This blog post is just an explanation of Hexadecimal.
Hexadecimal or hex is a common way to view digital data and is directly related to the 1's and 0's that you always hear about when people discuss computers data. Hex characters include:
0 1 2 3 4 5 6 7 8 9 A B C D E or F
Each Hex character represents four bits. A bit is the smallest form of digital data and is represented by either a 0 or 1. Think of it like a switch. It is either off (0) or on (1). You can think of a hard drive as an incredible number of microscopic switches. So when you are viewing hex each character represents four bits. Hex is any one of the 16 possible combinations that you can make from the variables of the four bits. A group of four bits is called a nibble. A group of two nibbles is called a byte. Below you can see a diagram of how the 0 and 1 combinations can make one of the 16 possible hex characters. Take some time to look this diagrams over to truly understand what is happening. It's not complicated but if you aren't mathematically oriented (which I'm not) it takes a minute to ingest this.
So you can see that (if reading from left to right) the first bit is equivalent to an eight. The second is worth equivalent to four, the third is equivalent to two, and the fourth is equivalent to 1. The rest is basic arithmetic. Please take a quick not that his is for Intel based processors and that it is possible for this to be reversed based on the architecture of the device but the majority of what we see is interpreted in this manner.
When viewing hex you will usually see the hex displayed in bytes with two nibbles next to one another and a space between each byte (pair of nibbles), like we see in this ghex screenshot:
As the user we usually encounter data with an extra layer of conversion (unless we are viewing the data with a hex editor).
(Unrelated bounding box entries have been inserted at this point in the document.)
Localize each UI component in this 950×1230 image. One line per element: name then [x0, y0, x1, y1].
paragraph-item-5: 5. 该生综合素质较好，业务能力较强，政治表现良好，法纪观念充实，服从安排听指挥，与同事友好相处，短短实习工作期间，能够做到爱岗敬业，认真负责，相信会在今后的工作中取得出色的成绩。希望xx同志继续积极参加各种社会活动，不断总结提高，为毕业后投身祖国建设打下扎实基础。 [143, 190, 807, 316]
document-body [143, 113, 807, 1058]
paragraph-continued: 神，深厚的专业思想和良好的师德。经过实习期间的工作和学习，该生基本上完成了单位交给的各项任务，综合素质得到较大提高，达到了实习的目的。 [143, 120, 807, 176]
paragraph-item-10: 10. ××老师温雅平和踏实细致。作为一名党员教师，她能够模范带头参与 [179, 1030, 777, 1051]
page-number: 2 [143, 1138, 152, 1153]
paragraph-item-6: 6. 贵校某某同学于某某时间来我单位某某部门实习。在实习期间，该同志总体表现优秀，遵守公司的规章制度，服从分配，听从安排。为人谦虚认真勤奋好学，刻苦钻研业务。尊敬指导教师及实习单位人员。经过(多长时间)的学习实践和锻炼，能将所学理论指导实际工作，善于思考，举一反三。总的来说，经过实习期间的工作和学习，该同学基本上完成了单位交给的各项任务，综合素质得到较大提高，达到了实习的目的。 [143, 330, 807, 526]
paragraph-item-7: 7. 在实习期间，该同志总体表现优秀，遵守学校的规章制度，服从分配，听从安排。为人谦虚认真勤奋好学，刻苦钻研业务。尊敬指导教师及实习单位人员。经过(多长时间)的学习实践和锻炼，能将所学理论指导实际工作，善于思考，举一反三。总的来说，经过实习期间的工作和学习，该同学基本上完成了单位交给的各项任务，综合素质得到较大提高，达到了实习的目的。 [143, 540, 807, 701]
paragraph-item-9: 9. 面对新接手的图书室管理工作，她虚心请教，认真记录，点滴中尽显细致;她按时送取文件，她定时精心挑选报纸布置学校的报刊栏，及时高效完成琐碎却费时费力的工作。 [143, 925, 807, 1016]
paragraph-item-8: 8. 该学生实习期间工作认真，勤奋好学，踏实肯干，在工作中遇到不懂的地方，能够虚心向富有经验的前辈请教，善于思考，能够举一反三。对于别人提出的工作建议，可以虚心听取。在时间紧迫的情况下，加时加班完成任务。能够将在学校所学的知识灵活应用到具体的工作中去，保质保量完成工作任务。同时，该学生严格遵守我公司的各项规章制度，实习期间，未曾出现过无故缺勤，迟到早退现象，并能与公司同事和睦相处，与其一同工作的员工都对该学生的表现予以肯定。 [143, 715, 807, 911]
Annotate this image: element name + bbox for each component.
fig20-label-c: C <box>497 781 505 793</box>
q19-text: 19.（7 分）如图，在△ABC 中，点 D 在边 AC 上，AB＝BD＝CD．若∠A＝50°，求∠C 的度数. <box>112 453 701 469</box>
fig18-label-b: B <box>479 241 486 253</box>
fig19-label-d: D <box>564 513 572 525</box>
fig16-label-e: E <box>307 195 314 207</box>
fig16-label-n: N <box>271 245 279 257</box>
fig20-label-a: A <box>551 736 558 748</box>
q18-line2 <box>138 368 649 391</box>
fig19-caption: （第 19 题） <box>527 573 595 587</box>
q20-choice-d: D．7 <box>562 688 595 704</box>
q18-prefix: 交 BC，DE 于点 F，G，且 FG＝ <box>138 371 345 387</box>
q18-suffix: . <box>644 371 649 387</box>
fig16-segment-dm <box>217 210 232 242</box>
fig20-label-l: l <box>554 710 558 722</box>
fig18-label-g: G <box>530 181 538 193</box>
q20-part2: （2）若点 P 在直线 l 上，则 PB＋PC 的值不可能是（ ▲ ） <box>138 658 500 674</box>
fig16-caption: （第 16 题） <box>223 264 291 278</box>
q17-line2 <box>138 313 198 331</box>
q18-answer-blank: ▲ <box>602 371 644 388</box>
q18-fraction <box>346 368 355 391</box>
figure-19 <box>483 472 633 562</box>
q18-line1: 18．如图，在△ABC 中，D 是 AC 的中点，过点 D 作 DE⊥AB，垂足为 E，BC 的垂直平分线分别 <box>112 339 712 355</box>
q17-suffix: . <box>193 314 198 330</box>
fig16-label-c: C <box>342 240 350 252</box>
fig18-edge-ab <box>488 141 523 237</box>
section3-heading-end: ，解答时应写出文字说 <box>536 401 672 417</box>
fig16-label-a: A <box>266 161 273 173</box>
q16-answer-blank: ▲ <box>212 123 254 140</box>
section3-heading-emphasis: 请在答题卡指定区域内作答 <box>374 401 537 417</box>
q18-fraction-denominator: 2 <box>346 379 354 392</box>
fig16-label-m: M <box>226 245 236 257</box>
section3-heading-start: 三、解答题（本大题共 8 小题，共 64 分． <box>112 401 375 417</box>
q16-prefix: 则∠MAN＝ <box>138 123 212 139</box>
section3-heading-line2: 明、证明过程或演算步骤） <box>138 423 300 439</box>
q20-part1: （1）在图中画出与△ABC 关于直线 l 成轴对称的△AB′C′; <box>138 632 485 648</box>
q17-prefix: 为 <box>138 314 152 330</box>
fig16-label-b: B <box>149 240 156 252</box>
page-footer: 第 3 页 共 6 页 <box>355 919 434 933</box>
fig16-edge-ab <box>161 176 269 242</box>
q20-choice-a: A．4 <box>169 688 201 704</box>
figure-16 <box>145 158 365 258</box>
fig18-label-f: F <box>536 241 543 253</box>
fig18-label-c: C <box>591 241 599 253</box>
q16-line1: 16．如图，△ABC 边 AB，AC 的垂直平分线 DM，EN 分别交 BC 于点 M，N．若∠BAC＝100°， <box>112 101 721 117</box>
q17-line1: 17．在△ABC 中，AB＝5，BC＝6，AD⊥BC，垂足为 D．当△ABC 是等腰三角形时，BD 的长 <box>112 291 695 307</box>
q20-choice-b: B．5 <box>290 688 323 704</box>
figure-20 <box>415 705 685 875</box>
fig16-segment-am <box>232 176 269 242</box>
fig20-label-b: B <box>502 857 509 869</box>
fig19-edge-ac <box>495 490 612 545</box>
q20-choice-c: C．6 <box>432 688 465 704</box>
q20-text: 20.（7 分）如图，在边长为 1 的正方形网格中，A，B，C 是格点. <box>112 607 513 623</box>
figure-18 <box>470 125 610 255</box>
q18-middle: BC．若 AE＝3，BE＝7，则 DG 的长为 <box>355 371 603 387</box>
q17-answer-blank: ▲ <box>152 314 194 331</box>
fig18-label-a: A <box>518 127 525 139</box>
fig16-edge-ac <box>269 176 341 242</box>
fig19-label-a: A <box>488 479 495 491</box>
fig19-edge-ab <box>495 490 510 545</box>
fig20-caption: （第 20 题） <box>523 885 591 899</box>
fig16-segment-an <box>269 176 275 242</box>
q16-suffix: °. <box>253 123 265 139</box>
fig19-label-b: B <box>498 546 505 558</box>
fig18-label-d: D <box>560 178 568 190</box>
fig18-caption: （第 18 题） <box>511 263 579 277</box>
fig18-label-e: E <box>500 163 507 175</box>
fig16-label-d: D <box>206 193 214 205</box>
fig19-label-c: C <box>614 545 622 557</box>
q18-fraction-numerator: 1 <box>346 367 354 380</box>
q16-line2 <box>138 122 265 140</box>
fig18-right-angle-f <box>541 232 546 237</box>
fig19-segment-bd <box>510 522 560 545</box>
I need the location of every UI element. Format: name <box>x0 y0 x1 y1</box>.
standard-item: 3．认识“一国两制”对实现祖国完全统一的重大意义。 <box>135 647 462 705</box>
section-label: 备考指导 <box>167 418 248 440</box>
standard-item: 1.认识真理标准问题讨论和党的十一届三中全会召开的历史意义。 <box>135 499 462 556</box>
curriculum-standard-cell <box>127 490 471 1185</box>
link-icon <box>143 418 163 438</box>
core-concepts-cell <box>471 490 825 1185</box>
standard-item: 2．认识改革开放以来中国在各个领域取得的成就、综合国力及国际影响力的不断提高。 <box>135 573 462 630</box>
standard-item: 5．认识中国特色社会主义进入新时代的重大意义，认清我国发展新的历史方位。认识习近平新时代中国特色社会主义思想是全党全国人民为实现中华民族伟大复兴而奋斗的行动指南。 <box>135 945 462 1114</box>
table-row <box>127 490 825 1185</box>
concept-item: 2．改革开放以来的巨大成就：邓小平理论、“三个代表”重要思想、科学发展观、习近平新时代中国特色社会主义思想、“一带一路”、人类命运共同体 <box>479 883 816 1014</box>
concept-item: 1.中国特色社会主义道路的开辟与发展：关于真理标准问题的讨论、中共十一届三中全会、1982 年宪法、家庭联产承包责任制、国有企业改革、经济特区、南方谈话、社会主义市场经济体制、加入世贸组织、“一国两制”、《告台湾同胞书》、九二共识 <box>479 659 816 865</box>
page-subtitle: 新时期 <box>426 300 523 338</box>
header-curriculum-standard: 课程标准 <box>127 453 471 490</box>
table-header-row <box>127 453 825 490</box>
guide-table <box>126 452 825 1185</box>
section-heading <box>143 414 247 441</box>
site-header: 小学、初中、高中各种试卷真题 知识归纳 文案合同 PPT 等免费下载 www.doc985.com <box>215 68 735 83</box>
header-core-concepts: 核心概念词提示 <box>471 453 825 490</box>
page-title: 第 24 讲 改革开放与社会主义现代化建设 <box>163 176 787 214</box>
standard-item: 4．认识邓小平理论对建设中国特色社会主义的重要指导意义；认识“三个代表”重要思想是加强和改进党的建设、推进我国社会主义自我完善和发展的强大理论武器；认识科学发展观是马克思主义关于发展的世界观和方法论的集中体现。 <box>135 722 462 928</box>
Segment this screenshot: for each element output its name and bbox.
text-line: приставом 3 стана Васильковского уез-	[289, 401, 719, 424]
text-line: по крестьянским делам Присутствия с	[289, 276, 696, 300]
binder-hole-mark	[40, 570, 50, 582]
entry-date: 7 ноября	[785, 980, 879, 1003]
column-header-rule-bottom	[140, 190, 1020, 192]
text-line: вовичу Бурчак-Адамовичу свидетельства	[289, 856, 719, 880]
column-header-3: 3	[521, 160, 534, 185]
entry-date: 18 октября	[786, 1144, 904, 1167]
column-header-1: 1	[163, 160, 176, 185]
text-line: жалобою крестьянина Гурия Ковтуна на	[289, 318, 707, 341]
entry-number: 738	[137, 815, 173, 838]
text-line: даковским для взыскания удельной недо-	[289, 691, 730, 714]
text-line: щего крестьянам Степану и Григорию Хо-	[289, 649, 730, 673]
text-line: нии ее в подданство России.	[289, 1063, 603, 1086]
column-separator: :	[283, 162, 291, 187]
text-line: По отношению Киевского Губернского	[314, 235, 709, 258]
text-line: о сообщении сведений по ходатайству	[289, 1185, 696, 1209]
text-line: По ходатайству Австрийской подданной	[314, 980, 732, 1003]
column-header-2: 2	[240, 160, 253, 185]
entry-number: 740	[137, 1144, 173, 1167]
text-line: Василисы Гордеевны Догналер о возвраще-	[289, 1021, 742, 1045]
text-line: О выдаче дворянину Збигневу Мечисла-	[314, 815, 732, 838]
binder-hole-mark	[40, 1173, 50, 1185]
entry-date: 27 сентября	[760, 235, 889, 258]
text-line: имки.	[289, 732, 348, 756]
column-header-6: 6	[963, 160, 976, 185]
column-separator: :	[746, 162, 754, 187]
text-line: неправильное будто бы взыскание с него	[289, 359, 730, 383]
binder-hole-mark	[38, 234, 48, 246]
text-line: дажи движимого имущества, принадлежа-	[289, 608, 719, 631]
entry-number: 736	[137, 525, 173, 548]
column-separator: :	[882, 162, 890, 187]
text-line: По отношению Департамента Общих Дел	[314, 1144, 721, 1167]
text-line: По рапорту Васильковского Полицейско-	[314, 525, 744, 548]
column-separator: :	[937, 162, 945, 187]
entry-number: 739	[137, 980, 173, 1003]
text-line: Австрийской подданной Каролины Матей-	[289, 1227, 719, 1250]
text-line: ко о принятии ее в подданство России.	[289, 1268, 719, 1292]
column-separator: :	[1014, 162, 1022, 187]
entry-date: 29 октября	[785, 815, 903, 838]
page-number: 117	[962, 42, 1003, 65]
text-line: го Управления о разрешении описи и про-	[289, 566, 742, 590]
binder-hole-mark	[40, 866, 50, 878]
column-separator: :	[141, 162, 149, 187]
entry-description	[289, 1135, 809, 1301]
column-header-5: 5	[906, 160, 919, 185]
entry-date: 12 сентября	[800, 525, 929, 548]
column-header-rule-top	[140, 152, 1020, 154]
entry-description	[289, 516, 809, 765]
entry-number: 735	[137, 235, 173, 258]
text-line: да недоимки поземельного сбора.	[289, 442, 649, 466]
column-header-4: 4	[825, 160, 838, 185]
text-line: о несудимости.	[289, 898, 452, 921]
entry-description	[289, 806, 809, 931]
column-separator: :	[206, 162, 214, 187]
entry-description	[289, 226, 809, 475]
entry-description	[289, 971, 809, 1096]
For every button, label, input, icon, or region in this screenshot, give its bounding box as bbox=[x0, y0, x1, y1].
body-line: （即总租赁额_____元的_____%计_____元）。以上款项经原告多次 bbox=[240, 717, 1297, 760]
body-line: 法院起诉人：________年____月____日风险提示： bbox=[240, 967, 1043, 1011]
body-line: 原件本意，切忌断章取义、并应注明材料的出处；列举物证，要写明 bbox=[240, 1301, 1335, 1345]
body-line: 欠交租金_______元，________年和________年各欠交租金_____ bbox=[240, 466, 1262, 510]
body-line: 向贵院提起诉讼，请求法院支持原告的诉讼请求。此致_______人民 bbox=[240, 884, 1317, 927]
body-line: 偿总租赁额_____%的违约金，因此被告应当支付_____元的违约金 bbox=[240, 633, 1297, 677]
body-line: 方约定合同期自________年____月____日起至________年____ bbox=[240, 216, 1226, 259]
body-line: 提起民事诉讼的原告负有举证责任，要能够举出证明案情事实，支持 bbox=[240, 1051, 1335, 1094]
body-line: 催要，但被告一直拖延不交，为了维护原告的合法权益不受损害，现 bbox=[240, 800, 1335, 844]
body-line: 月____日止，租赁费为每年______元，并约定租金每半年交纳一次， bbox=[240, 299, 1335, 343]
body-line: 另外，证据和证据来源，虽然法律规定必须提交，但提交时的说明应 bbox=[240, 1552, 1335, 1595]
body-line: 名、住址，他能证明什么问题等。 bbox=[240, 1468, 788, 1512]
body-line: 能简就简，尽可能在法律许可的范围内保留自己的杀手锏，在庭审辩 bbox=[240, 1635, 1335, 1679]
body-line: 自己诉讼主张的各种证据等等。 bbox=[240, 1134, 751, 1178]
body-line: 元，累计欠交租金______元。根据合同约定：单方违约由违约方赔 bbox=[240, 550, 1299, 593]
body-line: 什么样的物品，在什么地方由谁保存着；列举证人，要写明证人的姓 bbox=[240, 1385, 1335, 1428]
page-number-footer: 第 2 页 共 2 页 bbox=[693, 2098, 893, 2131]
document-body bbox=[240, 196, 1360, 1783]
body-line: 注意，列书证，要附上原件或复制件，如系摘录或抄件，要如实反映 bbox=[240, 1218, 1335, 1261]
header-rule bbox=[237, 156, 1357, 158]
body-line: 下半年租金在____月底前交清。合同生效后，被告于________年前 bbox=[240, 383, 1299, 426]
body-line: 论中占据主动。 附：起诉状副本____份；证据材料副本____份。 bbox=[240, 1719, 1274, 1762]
Our interaction with a text file will help us understand this. Go ahead and create a text file on your desktop (with notepad or gedit or whatever text editor you prefer. Call it HEXTest.txt and type "Hello World!" in the file, then save it. Now open that file with your hex editor.
We cans see our data and to the right we can see our plain text data. So the byte 48 that is the first byte of our text file is interpreted by the text editor as the capital letter H. The extra layer of interpretation that we are seeing is called ASCII or the American Standard Code for Information Interchange. Essentially ASCII displays specific hex bytes into English characters and number. Other software may interpret the hex in a different manner. Below is a chart showing how hex characters are interpreted with ASCII.
So what happens when you add data to your text file at the hex level using your hex editor? Lets find out.
As you can see I've added a few zeros to the hex and also the word FAB. Now lets open the again with the text error.
The hex editor initially stated that the file had "unsupported" characters and then displayed the hex plainly. As you can see understanding what you are seeing in hex can greatly improve you understanding of the file.